A "Labor South" Manifesto


With this "Labor South" blog I plan to put a spotlight on some of the labor activity in the U.S. South you don't read about elsewhere, always keeping it in context with what is going on nationally and internationally as well. This blog will also provide an historical and cultural (including music, literature, and art) perspective that takes into account the long, hard, and often bloody struggle workers have always had to wage whenever they tried to organize in this region.

What are my credentials for doing this? I am a veteran journalist who has written about working class people since I began my career in the mid-1970s. I worked for newspapers in North Carolina and Mississippi and I covered Congress and the South as a reporter before coming to the University of Mississippi to teach (and still practice) journalism. I am a textile worker's son who grew up in North Carolina and worked in tobacco fields and textile plants as a young man. My German mother made sure I always saw things in a broader context than my immediate surroundings, and in both of the two books I've published I try to show how the story of the South is part of a larger story vitally connected to, not separate from, the world.
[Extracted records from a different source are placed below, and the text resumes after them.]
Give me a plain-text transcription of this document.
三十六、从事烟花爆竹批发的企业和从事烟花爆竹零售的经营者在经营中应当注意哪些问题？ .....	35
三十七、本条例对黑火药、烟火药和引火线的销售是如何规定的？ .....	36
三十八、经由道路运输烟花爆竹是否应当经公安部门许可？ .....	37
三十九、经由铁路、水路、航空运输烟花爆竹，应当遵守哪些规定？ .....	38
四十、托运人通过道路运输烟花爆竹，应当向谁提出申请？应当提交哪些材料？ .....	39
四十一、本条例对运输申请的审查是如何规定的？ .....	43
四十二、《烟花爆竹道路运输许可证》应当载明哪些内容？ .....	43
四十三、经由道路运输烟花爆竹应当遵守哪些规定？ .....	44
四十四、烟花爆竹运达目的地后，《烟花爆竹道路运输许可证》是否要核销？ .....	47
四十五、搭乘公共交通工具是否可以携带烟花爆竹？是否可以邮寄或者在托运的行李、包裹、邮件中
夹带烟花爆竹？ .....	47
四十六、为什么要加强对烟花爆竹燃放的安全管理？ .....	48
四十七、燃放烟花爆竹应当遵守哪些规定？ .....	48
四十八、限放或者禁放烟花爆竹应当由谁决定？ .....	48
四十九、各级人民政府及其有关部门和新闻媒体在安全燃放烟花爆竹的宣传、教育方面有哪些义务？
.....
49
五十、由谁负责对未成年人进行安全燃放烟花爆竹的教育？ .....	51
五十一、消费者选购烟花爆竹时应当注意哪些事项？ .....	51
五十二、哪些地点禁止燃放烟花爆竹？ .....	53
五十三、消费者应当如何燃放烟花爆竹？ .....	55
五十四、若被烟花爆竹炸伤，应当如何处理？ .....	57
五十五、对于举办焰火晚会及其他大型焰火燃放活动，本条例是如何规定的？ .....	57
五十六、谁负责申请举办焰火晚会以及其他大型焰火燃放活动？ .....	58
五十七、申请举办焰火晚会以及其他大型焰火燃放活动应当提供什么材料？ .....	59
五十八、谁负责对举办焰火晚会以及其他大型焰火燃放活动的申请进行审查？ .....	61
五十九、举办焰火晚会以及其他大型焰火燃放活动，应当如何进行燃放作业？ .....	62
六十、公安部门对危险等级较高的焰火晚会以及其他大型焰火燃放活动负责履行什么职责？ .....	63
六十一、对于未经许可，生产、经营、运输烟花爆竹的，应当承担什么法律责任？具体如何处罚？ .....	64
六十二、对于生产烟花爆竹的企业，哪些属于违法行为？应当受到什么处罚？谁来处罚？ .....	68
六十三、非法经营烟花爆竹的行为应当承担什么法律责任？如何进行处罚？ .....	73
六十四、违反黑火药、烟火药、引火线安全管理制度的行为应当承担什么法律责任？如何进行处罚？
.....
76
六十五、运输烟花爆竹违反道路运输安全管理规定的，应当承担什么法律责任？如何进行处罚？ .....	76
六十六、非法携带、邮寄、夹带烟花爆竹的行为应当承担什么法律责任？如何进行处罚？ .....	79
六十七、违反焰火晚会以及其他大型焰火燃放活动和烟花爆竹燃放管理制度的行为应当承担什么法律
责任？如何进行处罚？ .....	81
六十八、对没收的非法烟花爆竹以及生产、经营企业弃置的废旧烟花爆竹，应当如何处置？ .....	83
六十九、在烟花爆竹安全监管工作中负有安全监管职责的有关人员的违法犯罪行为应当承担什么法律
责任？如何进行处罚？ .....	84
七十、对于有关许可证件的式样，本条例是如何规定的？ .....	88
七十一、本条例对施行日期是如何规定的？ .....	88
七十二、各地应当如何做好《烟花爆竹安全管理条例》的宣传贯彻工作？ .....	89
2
My most recent book, "Covering for the Bosses: Labor and the Southern Press" (University Press of Mississippi, July 2008), looks at the labor movement in the South both today and yesterday and assesses the powerful alliance of business, political, and media interests that have kept the South the nation's least unionized region. I traveled from the Carolinas to Louisiana to gather information for chapters that probe the Charleston, S.C., longshoremen's strike in 2000, the collapse of the textile industry, Wal-Mart, Latino immigration, "Detroit South", the Sunbelt South, and labor's role in the civil rights movement. The book, which includes a foreword by noted author and activist Stanley Aronowitz, also looks back to the sharecroppers' and textile workers' strikes in the 1930s and to the region's unsung labor heroes. I continue this work in the columns and articles I write (often with the byline Joe Atkins) for Mississippi's largest newspapers and other publications.

Legendary labor leader Sidney Hillman once called the Southern labor movement a "venture into unplowed fields." Yet the nation's labor movement will never reach its true potential without a harvest of those fertile fields.

A lot is happening down here that never has and never will get covered in the nation's mainstream media. It's a void too big for this little blog, but maybe this is a start.